The data engineering team has been made aware of new requirements from a customer-facing application, which is the only downstream workload they manage entirely. As a result, an aggregate table used by numerous teams across the organization will need to have a number of fields renamed, and additional fields will also be added.
Which of the solutions addresses the situation while minimally interrupting other teams in the organization without increasing the number of tables that need to be managed?
Answer options
- A. Send all users notice that the schema for the table will be changing; include in the communication the logic necessary to revert the new table schema to match historic queries.
- B. Configure a new table with all the requisite fields and new names and use this as the source for the customer-facing application; create a view that maintains the original data schema and table name by aliasing select fields from the new table.

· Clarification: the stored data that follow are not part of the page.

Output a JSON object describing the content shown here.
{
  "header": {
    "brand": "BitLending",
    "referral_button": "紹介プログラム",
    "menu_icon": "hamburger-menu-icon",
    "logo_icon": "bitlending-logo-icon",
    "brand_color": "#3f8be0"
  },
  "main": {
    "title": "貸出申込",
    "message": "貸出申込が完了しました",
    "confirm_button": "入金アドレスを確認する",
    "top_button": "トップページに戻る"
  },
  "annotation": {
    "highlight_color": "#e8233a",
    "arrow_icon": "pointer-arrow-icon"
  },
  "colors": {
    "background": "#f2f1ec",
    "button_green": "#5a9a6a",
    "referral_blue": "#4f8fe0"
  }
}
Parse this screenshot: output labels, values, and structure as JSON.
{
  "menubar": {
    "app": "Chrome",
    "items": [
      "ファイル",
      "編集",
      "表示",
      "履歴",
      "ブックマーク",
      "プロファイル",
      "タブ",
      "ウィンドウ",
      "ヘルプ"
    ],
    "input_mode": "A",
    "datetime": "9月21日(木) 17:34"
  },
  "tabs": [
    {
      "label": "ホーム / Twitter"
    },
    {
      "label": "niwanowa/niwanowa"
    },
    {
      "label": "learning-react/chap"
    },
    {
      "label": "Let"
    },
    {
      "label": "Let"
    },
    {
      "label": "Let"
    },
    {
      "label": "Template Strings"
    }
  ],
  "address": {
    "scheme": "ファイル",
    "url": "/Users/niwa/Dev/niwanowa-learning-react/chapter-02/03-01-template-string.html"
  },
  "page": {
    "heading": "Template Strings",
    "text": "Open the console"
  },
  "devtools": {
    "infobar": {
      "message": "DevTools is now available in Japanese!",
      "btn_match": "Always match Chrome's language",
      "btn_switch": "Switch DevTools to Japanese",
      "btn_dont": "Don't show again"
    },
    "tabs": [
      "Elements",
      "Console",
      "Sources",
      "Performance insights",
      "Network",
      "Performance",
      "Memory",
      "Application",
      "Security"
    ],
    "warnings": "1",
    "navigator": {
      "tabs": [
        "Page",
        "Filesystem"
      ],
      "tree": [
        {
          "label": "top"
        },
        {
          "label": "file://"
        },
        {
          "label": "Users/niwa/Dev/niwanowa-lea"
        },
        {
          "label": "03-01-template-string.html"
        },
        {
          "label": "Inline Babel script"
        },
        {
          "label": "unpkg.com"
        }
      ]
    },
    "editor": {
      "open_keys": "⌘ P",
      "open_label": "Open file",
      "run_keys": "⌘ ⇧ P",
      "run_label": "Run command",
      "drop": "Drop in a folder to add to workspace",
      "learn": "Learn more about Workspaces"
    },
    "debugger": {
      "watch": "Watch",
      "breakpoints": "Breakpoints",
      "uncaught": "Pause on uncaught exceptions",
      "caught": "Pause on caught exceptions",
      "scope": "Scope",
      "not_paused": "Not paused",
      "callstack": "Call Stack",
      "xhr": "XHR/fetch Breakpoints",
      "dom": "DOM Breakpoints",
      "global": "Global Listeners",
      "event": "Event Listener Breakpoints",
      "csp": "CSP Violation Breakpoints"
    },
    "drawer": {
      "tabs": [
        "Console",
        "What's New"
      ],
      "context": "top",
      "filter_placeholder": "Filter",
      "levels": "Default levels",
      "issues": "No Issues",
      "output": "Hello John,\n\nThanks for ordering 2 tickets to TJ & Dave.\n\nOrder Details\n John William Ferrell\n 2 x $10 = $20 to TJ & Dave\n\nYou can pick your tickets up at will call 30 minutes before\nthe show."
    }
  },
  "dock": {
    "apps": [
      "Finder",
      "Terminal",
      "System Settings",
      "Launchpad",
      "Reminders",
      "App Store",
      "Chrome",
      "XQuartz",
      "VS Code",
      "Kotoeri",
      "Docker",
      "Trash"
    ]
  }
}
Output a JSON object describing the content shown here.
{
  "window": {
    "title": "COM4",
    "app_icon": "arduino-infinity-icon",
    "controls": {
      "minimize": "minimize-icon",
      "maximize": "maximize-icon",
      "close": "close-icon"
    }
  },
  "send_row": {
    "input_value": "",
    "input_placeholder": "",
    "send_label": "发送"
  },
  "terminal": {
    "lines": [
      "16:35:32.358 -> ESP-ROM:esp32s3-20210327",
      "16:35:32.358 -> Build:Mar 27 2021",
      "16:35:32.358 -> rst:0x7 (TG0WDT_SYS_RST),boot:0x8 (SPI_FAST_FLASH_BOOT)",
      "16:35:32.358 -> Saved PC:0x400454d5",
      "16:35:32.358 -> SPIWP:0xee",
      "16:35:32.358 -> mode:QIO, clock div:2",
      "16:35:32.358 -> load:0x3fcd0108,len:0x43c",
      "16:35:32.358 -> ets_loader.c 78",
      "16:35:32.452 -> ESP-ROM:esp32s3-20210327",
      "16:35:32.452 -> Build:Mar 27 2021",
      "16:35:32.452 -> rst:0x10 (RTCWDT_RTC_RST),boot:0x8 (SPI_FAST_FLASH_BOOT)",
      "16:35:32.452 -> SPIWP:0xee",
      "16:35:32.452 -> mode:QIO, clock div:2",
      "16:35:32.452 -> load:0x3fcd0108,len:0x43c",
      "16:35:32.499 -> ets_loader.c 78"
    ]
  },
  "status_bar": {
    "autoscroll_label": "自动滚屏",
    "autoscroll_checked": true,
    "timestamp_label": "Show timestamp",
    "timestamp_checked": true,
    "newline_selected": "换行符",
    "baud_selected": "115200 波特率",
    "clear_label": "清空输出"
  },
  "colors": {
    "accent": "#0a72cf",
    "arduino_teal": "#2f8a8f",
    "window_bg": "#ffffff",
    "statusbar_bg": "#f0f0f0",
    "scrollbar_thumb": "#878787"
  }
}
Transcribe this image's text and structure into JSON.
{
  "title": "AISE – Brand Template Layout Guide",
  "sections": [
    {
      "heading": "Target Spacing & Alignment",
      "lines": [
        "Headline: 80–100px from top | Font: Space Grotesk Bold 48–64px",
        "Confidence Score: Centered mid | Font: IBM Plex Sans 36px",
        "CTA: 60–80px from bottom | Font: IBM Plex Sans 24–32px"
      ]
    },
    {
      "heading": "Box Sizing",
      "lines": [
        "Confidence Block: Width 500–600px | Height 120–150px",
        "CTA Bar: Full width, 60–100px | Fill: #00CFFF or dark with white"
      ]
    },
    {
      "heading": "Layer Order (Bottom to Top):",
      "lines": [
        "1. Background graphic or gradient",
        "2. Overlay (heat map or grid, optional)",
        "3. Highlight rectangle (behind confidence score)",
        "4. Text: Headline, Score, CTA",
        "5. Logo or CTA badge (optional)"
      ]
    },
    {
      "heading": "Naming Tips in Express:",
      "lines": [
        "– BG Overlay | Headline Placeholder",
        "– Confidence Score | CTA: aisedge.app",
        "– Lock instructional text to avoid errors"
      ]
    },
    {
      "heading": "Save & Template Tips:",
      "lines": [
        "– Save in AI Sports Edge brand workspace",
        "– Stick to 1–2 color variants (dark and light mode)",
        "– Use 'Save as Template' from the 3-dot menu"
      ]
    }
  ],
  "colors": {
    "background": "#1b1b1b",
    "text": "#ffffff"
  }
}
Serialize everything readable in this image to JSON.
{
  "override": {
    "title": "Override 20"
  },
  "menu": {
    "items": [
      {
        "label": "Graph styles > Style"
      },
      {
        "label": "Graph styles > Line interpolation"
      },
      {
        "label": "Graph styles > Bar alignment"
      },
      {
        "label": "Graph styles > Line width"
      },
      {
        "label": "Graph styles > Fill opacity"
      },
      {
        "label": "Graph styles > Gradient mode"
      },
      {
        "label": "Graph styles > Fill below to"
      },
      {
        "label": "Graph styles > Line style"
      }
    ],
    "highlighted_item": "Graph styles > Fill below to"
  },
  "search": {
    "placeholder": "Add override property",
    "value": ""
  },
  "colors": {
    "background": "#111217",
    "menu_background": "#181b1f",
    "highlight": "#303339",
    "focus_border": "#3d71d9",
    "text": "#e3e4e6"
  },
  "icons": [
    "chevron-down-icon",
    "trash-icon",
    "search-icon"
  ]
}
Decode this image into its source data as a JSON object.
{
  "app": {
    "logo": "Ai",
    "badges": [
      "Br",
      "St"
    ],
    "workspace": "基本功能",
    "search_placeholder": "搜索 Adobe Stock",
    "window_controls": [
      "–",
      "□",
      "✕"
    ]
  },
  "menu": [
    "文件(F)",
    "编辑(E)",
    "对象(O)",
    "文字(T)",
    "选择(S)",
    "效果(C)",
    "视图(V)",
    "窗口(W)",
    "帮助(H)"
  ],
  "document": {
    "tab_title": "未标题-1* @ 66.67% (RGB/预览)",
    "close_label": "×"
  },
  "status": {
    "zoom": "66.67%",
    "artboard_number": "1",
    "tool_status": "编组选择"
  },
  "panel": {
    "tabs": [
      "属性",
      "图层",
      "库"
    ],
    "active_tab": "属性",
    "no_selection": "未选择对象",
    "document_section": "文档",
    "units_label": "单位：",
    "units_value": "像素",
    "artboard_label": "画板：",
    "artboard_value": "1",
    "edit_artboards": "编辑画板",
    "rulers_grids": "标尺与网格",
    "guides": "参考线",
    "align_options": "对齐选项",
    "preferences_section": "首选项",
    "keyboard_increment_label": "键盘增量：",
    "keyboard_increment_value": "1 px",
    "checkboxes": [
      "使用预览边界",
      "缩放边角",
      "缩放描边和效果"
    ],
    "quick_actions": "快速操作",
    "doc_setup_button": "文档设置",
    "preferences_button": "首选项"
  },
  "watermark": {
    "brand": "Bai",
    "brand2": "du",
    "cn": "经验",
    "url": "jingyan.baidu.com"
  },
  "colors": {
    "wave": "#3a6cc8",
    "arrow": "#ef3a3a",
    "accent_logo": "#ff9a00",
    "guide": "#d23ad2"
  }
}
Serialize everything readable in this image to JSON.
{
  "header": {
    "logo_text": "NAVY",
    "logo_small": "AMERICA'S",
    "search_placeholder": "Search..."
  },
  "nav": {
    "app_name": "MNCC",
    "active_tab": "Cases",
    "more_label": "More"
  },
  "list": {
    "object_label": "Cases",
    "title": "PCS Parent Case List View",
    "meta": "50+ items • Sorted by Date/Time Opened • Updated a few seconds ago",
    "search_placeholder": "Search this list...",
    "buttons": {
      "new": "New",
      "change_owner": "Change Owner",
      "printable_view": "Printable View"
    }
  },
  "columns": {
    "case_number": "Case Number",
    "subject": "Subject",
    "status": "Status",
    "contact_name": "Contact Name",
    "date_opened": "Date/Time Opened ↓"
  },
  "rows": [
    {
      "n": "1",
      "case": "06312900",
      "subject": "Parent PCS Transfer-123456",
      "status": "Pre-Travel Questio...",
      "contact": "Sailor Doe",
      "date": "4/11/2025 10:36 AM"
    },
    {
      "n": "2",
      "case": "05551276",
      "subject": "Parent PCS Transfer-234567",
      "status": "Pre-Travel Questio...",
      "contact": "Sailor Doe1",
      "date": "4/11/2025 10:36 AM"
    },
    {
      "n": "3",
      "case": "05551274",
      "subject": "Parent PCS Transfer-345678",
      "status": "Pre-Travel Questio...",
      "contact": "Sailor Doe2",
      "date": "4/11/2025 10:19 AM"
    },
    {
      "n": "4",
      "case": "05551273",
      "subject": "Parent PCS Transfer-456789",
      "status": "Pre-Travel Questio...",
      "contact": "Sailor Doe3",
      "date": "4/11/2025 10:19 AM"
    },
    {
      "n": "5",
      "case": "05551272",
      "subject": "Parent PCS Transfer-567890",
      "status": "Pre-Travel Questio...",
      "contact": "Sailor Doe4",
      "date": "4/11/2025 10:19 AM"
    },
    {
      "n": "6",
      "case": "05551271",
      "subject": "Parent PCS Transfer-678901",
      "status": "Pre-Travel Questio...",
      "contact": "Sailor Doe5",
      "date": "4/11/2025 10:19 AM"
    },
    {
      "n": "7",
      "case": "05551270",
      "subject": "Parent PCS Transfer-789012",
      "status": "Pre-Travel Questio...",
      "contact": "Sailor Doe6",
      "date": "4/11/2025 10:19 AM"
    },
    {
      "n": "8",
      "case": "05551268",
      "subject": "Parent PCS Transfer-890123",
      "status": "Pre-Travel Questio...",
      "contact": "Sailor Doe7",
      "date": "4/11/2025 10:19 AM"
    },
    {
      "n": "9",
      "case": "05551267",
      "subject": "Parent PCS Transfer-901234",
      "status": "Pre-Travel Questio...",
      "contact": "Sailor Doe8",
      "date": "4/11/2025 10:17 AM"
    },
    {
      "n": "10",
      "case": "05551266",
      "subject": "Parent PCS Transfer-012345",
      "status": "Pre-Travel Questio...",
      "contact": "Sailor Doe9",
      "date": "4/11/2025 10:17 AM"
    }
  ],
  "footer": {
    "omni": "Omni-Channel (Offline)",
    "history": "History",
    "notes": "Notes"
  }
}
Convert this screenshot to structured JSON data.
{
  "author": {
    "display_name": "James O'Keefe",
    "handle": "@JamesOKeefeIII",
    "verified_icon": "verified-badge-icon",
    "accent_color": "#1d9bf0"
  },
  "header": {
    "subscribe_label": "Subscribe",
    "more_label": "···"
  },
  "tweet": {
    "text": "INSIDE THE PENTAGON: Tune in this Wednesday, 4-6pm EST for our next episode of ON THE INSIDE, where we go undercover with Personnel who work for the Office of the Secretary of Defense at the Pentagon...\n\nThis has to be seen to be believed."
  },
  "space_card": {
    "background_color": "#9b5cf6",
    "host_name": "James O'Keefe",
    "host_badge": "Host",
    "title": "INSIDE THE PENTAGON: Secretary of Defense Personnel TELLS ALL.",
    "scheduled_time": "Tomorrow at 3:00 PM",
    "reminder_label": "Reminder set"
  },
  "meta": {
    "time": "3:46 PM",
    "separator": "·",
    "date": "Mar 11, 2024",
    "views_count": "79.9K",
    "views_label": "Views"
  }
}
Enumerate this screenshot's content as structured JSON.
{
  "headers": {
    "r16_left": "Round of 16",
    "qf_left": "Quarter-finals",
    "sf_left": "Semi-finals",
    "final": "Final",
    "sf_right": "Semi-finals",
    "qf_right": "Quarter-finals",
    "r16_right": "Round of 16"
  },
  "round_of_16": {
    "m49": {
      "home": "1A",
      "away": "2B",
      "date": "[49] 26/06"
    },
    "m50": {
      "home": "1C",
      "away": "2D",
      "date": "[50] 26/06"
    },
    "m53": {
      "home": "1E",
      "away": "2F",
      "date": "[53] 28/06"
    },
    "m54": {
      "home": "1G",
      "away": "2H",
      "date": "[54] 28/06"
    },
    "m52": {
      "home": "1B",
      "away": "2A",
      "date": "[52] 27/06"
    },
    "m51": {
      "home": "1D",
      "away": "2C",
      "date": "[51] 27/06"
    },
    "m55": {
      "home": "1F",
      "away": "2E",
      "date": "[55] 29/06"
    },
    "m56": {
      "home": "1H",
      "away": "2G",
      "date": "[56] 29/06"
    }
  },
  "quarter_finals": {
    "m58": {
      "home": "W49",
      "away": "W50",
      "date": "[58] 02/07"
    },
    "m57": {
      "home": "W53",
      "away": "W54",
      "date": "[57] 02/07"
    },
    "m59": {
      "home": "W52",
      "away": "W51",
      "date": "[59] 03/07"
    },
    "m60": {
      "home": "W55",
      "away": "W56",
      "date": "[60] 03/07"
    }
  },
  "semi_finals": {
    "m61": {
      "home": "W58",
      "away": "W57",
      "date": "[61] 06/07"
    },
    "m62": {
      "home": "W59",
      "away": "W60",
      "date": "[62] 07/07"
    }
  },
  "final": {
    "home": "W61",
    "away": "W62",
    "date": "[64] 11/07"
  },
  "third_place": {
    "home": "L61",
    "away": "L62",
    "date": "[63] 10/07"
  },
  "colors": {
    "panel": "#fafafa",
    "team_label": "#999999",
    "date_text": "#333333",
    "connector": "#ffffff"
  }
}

- C. Create a new table with the required schema and new fields and use Delta Lake's deep clone functionality to sync up changes committed to one table to the corresponding table.
- D. Replace the current table definition with a logical view defined with the query logic currently writing the aggregate table; create a new table to power the customer-facing application.
- E. Add a table comment warning all users that the table schema and field names will be changing on a given date; overwrite the table in place to the specifications of the customer-facing application.
Correct answer: B
Explanation
Option B is correct because it allows the data engineering team to create a new table for the customer-facing application while preserving the original table's schema through a view, thus minimizing disruption to other teams. Option A does not prevent other teams from being impacted by the changes, while option C involves managing additional tables, which contradicts the requirement. Option D also adds complexity by replacing the current definition, and option E directly overwrites the existing table, which would disrupt other teams relying on the current schema.